Farmers angry about proposed power line path

SOUTHERN CALIFORNIA - Growers and ranchers in the southern reaches of California are posing the latest obstacle to the state's push for green power.

Facing the possibility of losing land to power transmission lines, they have urged state commissioners to avoid their property when selecting a route for a project linking consumers on the coast to renewable energy operations in the Southern California desert.

San Diego Gas & Electric Co. contends that stringing high-voltage lines over agricultural land in San Diego and Imperial counties as part of its $1.5-billion Sunrise Powerlink project is the most secure and economic way to deliver wind, solar and geothermal energy.

Farmers counter that utility profits from the project would come at their expense.

"They're going to come in and pay a few thousand dollars for the land they're taking and that's all you get. You lose the revenue from that land forever," said Katie Moretti, whose family has raised cattle for more than a century in San Diego County.

The dispute is part of a growing conflict between farmers and utilities, as California's mandate for power providers to boost their use of renewable energy prompts new projects across the state.

Apple growers in San Bernardino County are fighting a proposal by the Los Angeles Department of Water and Power to string transmission lines through their orchards to carry geothermal energy from inland sources.

The lines in San Diego and Imperial counties would idle at least 860 acres now used to raise cattle and grow wheat, alfalfa and other feed crops, according to California Public Utilities Commission documents.

The land would be used to accommodate transmission towers, access roads and other infrastructure needed for the project.

Karen Mills, a lawyer for the California Farm Bureau Federation, said the project's proponents vastly underestimate the acreage that could be impacted, because crop duster planes and tractors would have to steer clear of the power lines and towers, leaving more land unusable.

Imperial County farmer Doug Westmoreland said the lines proposed for his property could hamper production on hundreds of the 3,500 acres he farms.

"The actual power line footprint isn't that big, but it would be akin to having a post in the middle of a freeway," he said. "It creates havoc."

The commission must approve a final route for the lines before the utility can compel farmers to sell property through eminent domain. A final decision on the route could come in December.

The lines would stretch 150 miles through the center of the two counties and carry enough power for 750,000 homes.

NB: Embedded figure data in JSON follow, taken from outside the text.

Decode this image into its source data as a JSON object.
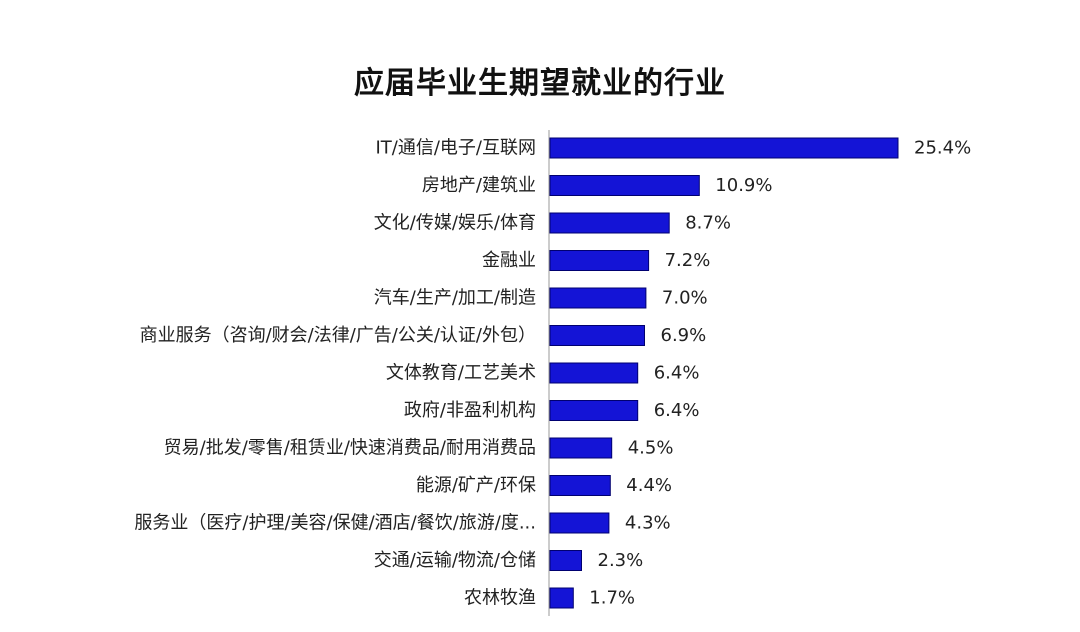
{
  "chart_data": {
    "type": "bar",
    "orientation": "horizontal",
    "title": "应届毕业生期望就业的行业",
    "categories": [
      "IT/通信/电子/互联网",
      "房地产/建筑业",
      "文化/传媒/娱乐/体育",
      "金融业",
      "汽车/生产/加工/制造",
      "商业服务（咨询/财会/法律/广告/公关/认证/外包）",
      "文体教育/工艺美术",
      "政府/非盈利机构",
      "贸易/批发/零售/租赁业/快速消费品/耐用消费品",
      "能源/矿产/环保",
      "服务业（医疗/护理/美容/保健/酒店/餐饮/旅游/度...",
      "交通/运输/物流/仓储",
      "农林牧渔"
    ],
    "values": [
      25.4,
      10.9,
      8.7,
      7.2,
      7.0,
      6.9,
      6.4,
      6.4,
      4.5,
      4.4,
      4.3,
      2.3,
      1.7
    ],
    "value_labels": [
      "25.4%",
      "10.9%",
      "8.7%",
      "7.2%",
      "7.0%",
      "6.9%",
      "6.4%",
      "6.4%",
      "4.5%",
      "4.4%",
      "4.3%",
      "2.3%",
      "1.7%"
    ],
    "unit": "%",
    "xlim": [
      0,
      25.4
    ],
    "grid": false,
    "legend": "none",
    "bar_color": "#1414d6",
    "bar_edge_color": "#000070"
  }
}
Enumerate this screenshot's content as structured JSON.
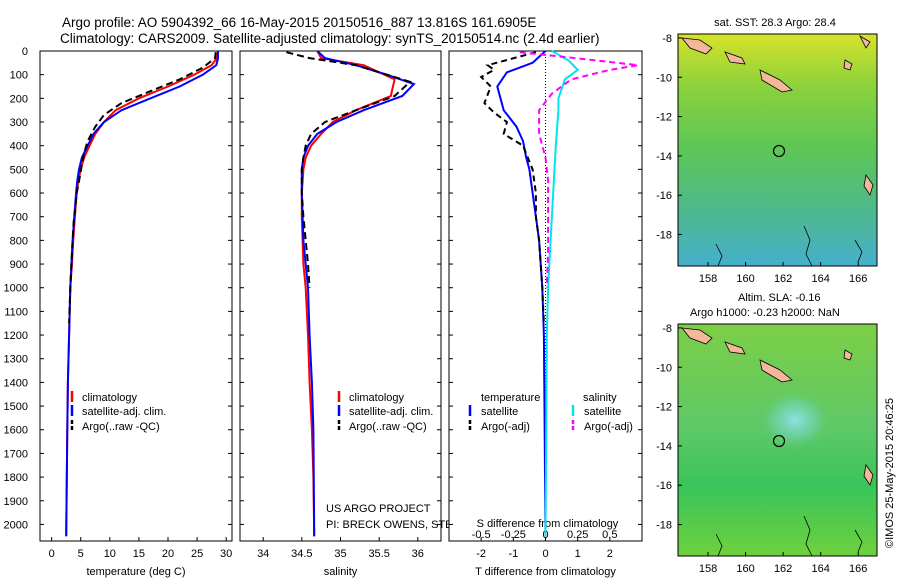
{
  "header": {
    "line1": "Argo profile: AO 5904392_66 16-May-2015 20150516_887 13.816S 161.6905E",
    "line2": "Climatology: CARS2009. Satellite-adjusted climatology: synTS_20150514.nc (2.4d earlier)"
  },
  "colors": {
    "climatology": "#ff0000",
    "satellite": "#0000ff",
    "argo": "#000000",
    "salinity_satellite": "#00e5ee",
    "salinity_argo": "#ff00ff"
  },
  "chart_data": [
    {
      "type": "line",
      "xlabel": "temperature (deg C)",
      "xlim": [
        -2,
        31
      ],
      "xticks": [
        "0",
        "5",
        "10",
        "15",
        "20",
        "25",
        "30"
      ],
      "ylim": [
        0,
        2070
      ],
      "yticks": [
        "0",
        "100",
        "200",
        "300",
        "400",
        "500",
        "600",
        "700",
        "800",
        "900",
        "1000",
        "1100",
        "1200",
        "1300",
        "1400",
        "1500",
        "1600",
        "1700",
        "1800",
        "1900",
        "2000"
      ],
      "legend": [
        "climatology",
        "satellite-adj. clim.",
        "Argo(..raw -QC)"
      ],
      "series": [
        {
          "name": "climatology",
          "x": [
            28.6,
            28.4,
            27.5,
            24.5,
            20,
            15,
            11,
            9,
            7.5,
            6.5,
            5.6,
            5,
            4.6,
            4.3,
            4,
            3.7,
            3.5,
            3.2,
            3,
            2.8,
            2.7,
            2.6,
            2.5
          ],
          "y": [
            0,
            30,
            60,
            100,
            150,
            200,
            250,
            300,
            350,
            400,
            450,
            500,
            550,
            600,
            700,
            800,
            900,
            1000,
            1200,
            1400,
            1600,
            1800,
            2050
          ]
        },
        {
          "name": "satellite-adj. clim.",
          "x": [
            28.6,
            28.6,
            28.3,
            26,
            22,
            17,
            12,
            9,
            7.2,
            6.2,
            5.2,
            4.7,
            4.4,
            4.2,
            3.9,
            3.6,
            3.4,
            3.2,
            3,
            2.8,
            2.7,
            2.6,
            2.5
          ],
          "y": [
            0,
            30,
            60,
            100,
            150,
            200,
            250,
            300,
            350,
            400,
            450,
            500,
            550,
            600,
            700,
            800,
            900,
            1000,
            1200,
            1400,
            1600,
            1800,
            2050
          ]
        },
        {
          "name": "Argo(..raw -QC)",
          "x": [
            28.2,
            28.1,
            26,
            22,
            17,
            12,
            9,
            7.5,
            6.2,
            5.6,
            5.2,
            4.7,
            4.3,
            4.1,
            3.8,
            3.6,
            3.4,
            3.2,
            3
          ],
          "y": [
            5,
            30,
            70,
            120,
            170,
            220,
            270,
            320,
            380,
            430,
            480,
            550,
            600,
            650,
            720,
            800,
            900,
            1000,
            1150
          ]
        }
      ]
    },
    {
      "type": "line",
      "xlabel": "salinity",
      "xlim": [
        33.7,
        36.3
      ],
      "xticks": [
        "34",
        "34.5",
        "35",
        "35.5",
        "36"
      ],
      "ylim": [
        0,
        2070
      ],
      "legend": [
        "climatology",
        "satellite-adj. clim.",
        "Argo(..raw -QC)"
      ],
      "annotation_lines": [
        "US ARGO PROJECT",
        "PI: BRECK OWENS, STEVE JAYNE, P.E. ROBBINS"
      ],
      "series": [
        {
          "name": "climatology",
          "x": [
            34.7,
            34.75,
            35.3,
            35.7,
            35.65,
            35.2,
            34.9,
            34.75,
            34.62,
            34.55,
            34.52,
            34.5,
            34.5,
            34.51,
            34.52,
            34.55,
            34.58,
            34.6,
            34.63,
            34.65,
            34.66
          ],
          "y": [
            0,
            30,
            60,
            120,
            190,
            250,
            300,
            350,
            400,
            450,
            500,
            600,
            700,
            800,
            900,
            1000,
            1200,
            1400,
            1600,
            1800,
            2050
          ]
        },
        {
          "name": "satellite-adj. clim.",
          "x": [
            34.7,
            34.8,
            35.2,
            35.6,
            35.95,
            35.8,
            35.3,
            34.95,
            34.7,
            34.58,
            34.52,
            34.5,
            34.5,
            34.51,
            34.52,
            34.55,
            34.58,
            34.6,
            34.63,
            34.65,
            34.66
          ],
          "y": [
            0,
            30,
            60,
            100,
            140,
            190,
            250,
            300,
            350,
            400,
            450,
            500,
            600,
            700,
            800,
            900,
            1000,
            1200,
            1400,
            1600,
            2050
          ]
        },
        {
          "name": "Argo(..raw -QC)",
          "x": [
            34.3,
            34.6,
            35.2,
            35.6,
            35.9,
            35.7,
            35.2,
            34.8,
            34.62,
            34.55,
            34.52,
            34.5,
            34.5,
            34.52,
            34.55,
            34.58,
            34.6
          ],
          "y": [
            5,
            30,
            60,
            100,
            130,
            190,
            250,
            300,
            350,
            400,
            450,
            500,
            600,
            700,
            800,
            900,
            1000
          ]
        }
      ]
    },
    {
      "type": "line",
      "xlabel": "T difference from climatology",
      "xlabel_top": "S difference from climatology",
      "xlim": [
        -3,
        3
      ],
      "xticks": [
        "-2",
        "-1",
        "0",
        "1",
        "2"
      ],
      "xlim_top": [
        -0.75,
        0.75
      ],
      "xticks_top": [
        "-0.5",
        "-0.25",
        "0",
        "0.25",
        "0.5"
      ],
      "ylim": [
        0,
        2070
      ],
      "legend_headers": [
        "temperature",
        "salinity"
      ],
      "legend": [
        "satellite",
        "Argo(-adj)",
        "satellite",
        "Argo(-adj)"
      ],
      "series": [
        {
          "name": "temperature satellite",
          "axis": "T",
          "x": [
            0,
            -0.4,
            -1.2,
            -1.5,
            -1.3,
            -0.9,
            -0.7,
            -0.6,
            -0.5,
            -0.4,
            -0.3,
            -0.2,
            -0.15,
            -0.1,
            -0.05,
            0
          ],
          "y": [
            0,
            50,
            90,
            150,
            250,
            320,
            380,
            450,
            500,
            600,
            700,
            800,
            900,
            1000,
            1200,
            2050
          ]
        },
        {
          "name": "temperature Argo(-adj)",
          "axis": "T",
          "x": [
            -0.3,
            -1.8,
            -1.6,
            -2,
            -1.7,
            -1.9,
            -1.6,
            -1.2,
            -1.3,
            -0.7,
            -0.4,
            -0.3,
            -0.3,
            -0.2,
            -0.15,
            -0.1,
            -0.05
          ],
          "y": [
            5,
            60,
            80,
            110,
            150,
            220,
            260,
            300,
            350,
            400,
            500,
            600,
            700,
            800,
            900,
            1000,
            1150
          ]
        },
        {
          "name": "salinity satellite",
          "axis": "S",
          "x": [
            0.05,
            0.18,
            0.25,
            0.15,
            0.12,
            0.1,
            0.1,
            0.08,
            0.06,
            0.04,
            0.02,
            0.01,
            0
          ],
          "y": [
            0,
            40,
            80,
            120,
            170,
            200,
            250,
            400,
            600,
            800,
            1000,
            1200,
            2050
          ]
        },
        {
          "name": "salinity Argo(-adj)",
          "axis": "S",
          "x": [
            -0.2,
            0.4,
            0.72,
            0.5,
            0.2,
            0.05,
            -0.05,
            -0.05,
            0,
            0.02,
            0.02,
            0.02,
            0.01
          ],
          "y": [
            5,
            40,
            60,
            80,
            120,
            180,
            250,
            350,
            450,
            550,
            700,
            850,
            1000
          ]
        }
      ]
    }
  ],
  "maps": {
    "sst": {
      "title": "sat. SST: 28.3 Argo: 28.4",
      "yticks": [
        "-8",
        "-10",
        "-12",
        "-14",
        "-16",
        "-18"
      ],
      "xticks": [
        "158",
        "160",
        "162",
        "164",
        "166"
      ],
      "marker": {
        "lon": 161.69,
        "lat": -13.82
      }
    },
    "sla": {
      "title_line1": "Altim. SLA: -0.16",
      "title_line2": "Argo h1000: -0.23 h2000: NaN",
      "yticks": [
        "-8",
        "-10",
        "-12",
        "-14",
        "-16",
        "-18"
      ],
      "xticks": [
        "158",
        "160",
        "162",
        "164",
        "166"
      ],
      "marker": {
        "lon": 161.69,
        "lat": -13.82
      }
    }
  },
  "credit": "©IMOS 25-May-2015 20:46:25"
}
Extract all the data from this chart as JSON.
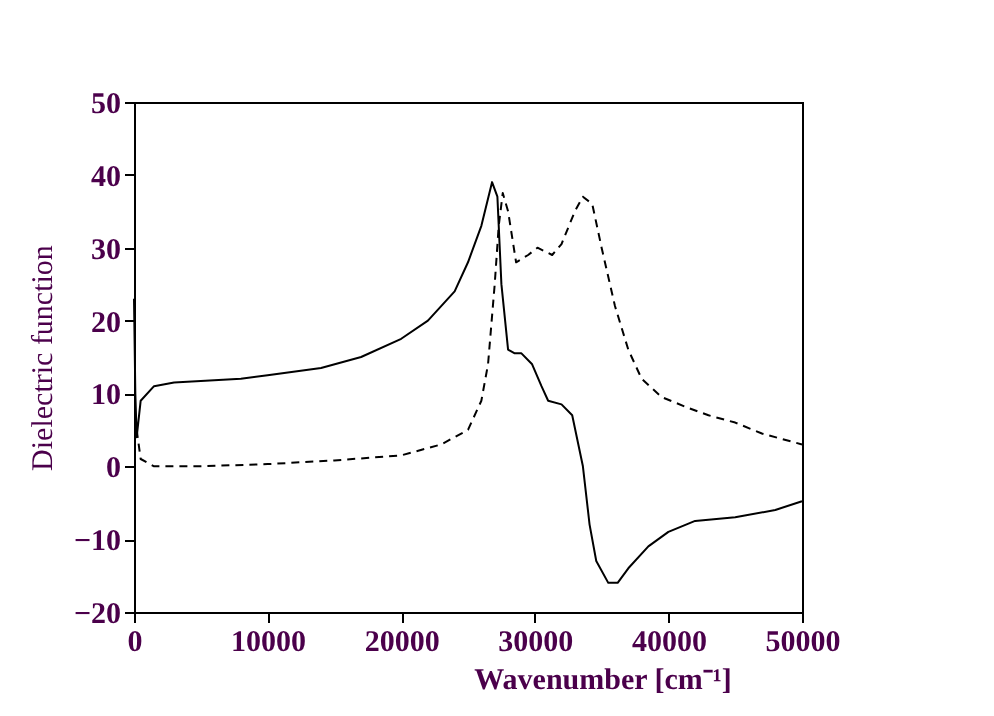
{
  "chart_data": {
    "type": "line",
    "xlabel": "Wavenumber [cm⁻¹]",
    "ylabel": "Dielectric function",
    "xlim": [
      0,
      50000
    ],
    "xticks": [
      0,
      10000,
      20000,
      30000,
      40000,
      50000
    ],
    "ylim": [
      -20,
      50
    ],
    "yticks": [
      -20,
      -10,
      0,
      10,
      20,
      30,
      40,
      50
    ],
    "grid": false,
    "marker": "none",
    "series": [
      {
        "color": "#000000",
        "line_style": "solid",
        "x": [
          0,
          100,
          200,
          500,
          1500,
          3000,
          8000,
          10000,
          14000,
          17000,
          20000,
          22000,
          24000,
          25000,
          26000,
          26800,
          27200,
          27500,
          28000,
          28500,
          29000,
          29800,
          30500,
          31000,
          32000,
          32800,
          33600,
          34100,
          34600,
          35500,
          36200,
          37000,
          38500,
          40000,
          42000,
          45000,
          48000,
          50000
        ],
        "values": [
          23,
          10,
          4,
          9,
          11,
          11.5,
          12,
          12.5,
          13.5,
          15,
          17.5,
          20,
          24,
          28,
          33,
          39,
          37,
          25,
          16,
          15.5,
          15.5,
          14,
          11,
          9,
          8.5,
          7,
          0,
          -8,
          -13,
          -16,
          -16,
          -14,
          -11,
          -9,
          -7.5,
          -7,
          -6,
          -4.8
        ]
      },
      {
        "color": "#000000",
        "line_style": "dashed",
        "x": [
          200,
          500,
          1500,
          5000,
          10000,
          15000,
          20000,
          23000,
          25000,
          26000,
          26500,
          27000,
          27300,
          27600,
          28000,
          28600,
          29500,
          30200,
          31300,
          32000,
          33000,
          33600,
          34300,
          35000,
          36000,
          37000,
          38000,
          39500,
          41500,
          43000,
          45000,
          47000,
          50000
        ],
        "values": [
          5,
          1,
          0,
          0,
          0.3,
          0.8,
          1.5,
          3,
          5,
          9,
          14,
          25,
          33,
          37.5,
          35,
          28,
          29,
          30,
          29,
          30.5,
          35,
          37,
          36,
          30,
          22,
          16,
          12,
          9.5,
          8,
          7,
          6,
          4.5,
          3
        ]
      }
    ]
  }
}
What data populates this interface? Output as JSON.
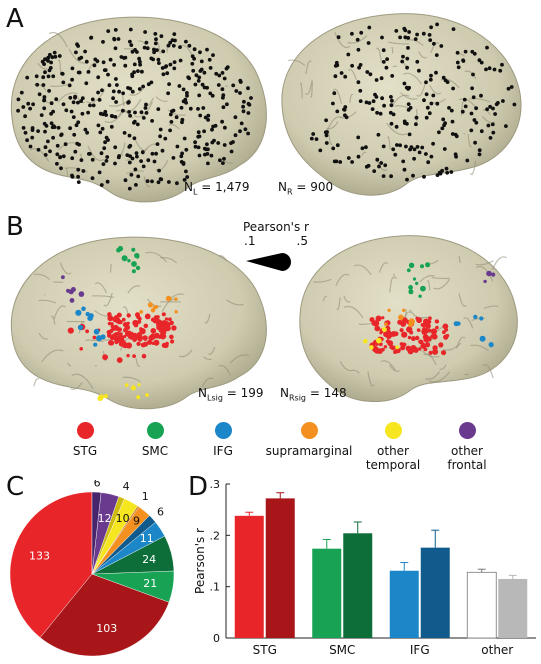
{
  "panels": {
    "a": "A",
    "b": "B",
    "c": "C",
    "d": "D"
  },
  "panel_a": {
    "nl_label": "N",
    "nl_sub": "L",
    "nl_value": "= 1,479",
    "nr_label": "N",
    "nr_sub": "R",
    "nr_value": "= 900"
  },
  "panel_b": {
    "nl_label": "N",
    "nl_sub": "Lsig",
    "nl_value": "= 199",
    "nr_label": "N",
    "nr_sub": "Rsig",
    "nr_value": "= 148",
    "pearson_title": "Pearson's r",
    "pearson_ticks": [
      ".1",
      ".5"
    ]
  },
  "legend": [
    {
      "label": "STG",
      "color": "#e8262a"
    },
    {
      "label": "SMC",
      "color": "#17a353"
    },
    {
      "label": "IFG",
      "color": "#1b86c8"
    },
    {
      "label": "supramarginal",
      "color": "#f39020"
    },
    {
      "label": "other\ntemporal",
      "color": "#f5e61f"
    },
    {
      "label": "other\nfrontal",
      "color": "#6a3a8f"
    }
  ],
  "colors": {
    "brain": "#d6d3b8",
    "brain_shadow": "#a9a58a",
    "gyrus": "#8e8a72"
  },
  "chart_data": [
    {
      "type": "pie",
      "values": [
        133,
        103,
        21,
        24,
        11,
        6,
        9,
        1,
        10,
        4,
        12,
        6
      ],
      "labels": [
        "133",
        "103",
        "21",
        "24",
        "11",
        "6",
        "9",
        "1",
        "10",
        "4",
        "12",
        "6"
      ],
      "colors": [
        "#e8262a",
        "#a8161a",
        "#17a353",
        "#0d6e3a",
        "#1b86c8",
        "#105b8c",
        "#f39020",
        "#c36a10",
        "#f5e61f",
        "#cdbb10",
        "#6a3a8f",
        "#46256a"
      ]
    },
    {
      "type": "bar",
      "categories": [
        "STG",
        "SMC",
        "IFG",
        "other"
      ],
      "series": [
        {
          "values": [
            0.238,
            0.174,
            0.131,
            0.128
          ],
          "errors": [
            0.007,
            0.018,
            0.016,
            0.006
          ],
          "colors": [
            "#e8262a",
            "#17a353",
            "#1b86c8",
            "#ffffff"
          ]
        },
        {
          "values": [
            0.272,
            0.204,
            0.176,
            0.115
          ],
          "errors": [
            0.011,
            0.022,
            0.034,
            0.007
          ],
          "colors": [
            "#a8161a",
            "#0d6e3a",
            "#105b8c",
            "#b8b8b8"
          ]
        }
      ],
      "ylabel": "Pearson's r",
      "ylim": [
        0,
        0.3
      ],
      "yticks": [
        0,
        0.1,
        0.2,
        0.3
      ],
      "ytick_labels": [
        "0",
        ".1",
        ".2",
        ".3"
      ]
    }
  ]
}
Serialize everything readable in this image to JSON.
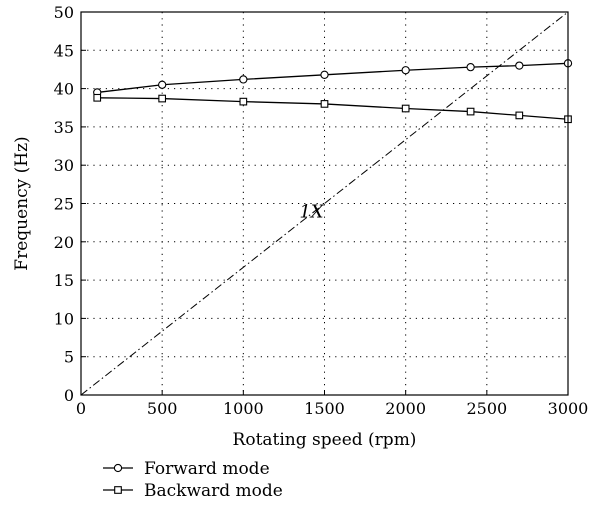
{
  "chart_data": {
    "type": "line",
    "xlabel": "Rotating speed (rpm)",
    "ylabel": "Frequency (Hz)",
    "xlim": [
      0,
      3000
    ],
    "ylim": [
      0,
      50
    ],
    "xticks": [
      0,
      500,
      1000,
      1500,
      2000,
      2500,
      3000
    ],
    "yticks": [
      0,
      5,
      10,
      15,
      20,
      25,
      30,
      35,
      40,
      45,
      50
    ],
    "grid": true,
    "legend_position": "bottom-left, below plot",
    "series": [
      {
        "name": "Forward mode",
        "marker": "circle",
        "x": [
          100,
          500,
          1000,
          1500,
          2000,
          2400,
          2700,
          3000
        ],
        "y": [
          39.5,
          40.5,
          41.2,
          41.8,
          42.4,
          42.8,
          43.0,
          43.3
        ]
      },
      {
        "name": "Backward mode",
        "marker": "square",
        "x": [
          100,
          500,
          1000,
          1500,
          2000,
          2400,
          2700,
          3000
        ],
        "y": [
          38.8,
          38.7,
          38.3,
          38.0,
          37.4,
          37.0,
          36.5,
          36.0
        ]
      },
      {
        "name": "1X",
        "style": "dash-dot",
        "x": [
          0,
          3000
        ],
        "y": [
          0,
          50
        ]
      }
    ],
    "annotations": [
      {
        "text": "1X",
        "x": 1500,
        "y": 23.2
      }
    ]
  }
}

The utility would build the power line but buy the juice from a host of generating companies whose proposed plants harness energy from the sun, wind and underground heat.

The entire route would include 554 towers.

Some opponents of the plan are urging SDG&E to adopt an alternative route along an existing power line easement just north of the Mexico border that avoids most agricultural land.

But the utility said its preferred northern route offers more security by keeping the project separate from existing power lines and saves money because it goes through gentler terrain.

It also would pass closer to sources of underground geothermal energy near the Salton Sea, which might be tapped in the future.

"We have to connect the supply areas where the resources are at with the areas of consumption, and that's one of the big challenges we have here in California," said Mike Niggli, chief operating officer of Sempra Energy's utilities business, which includes SDG&E.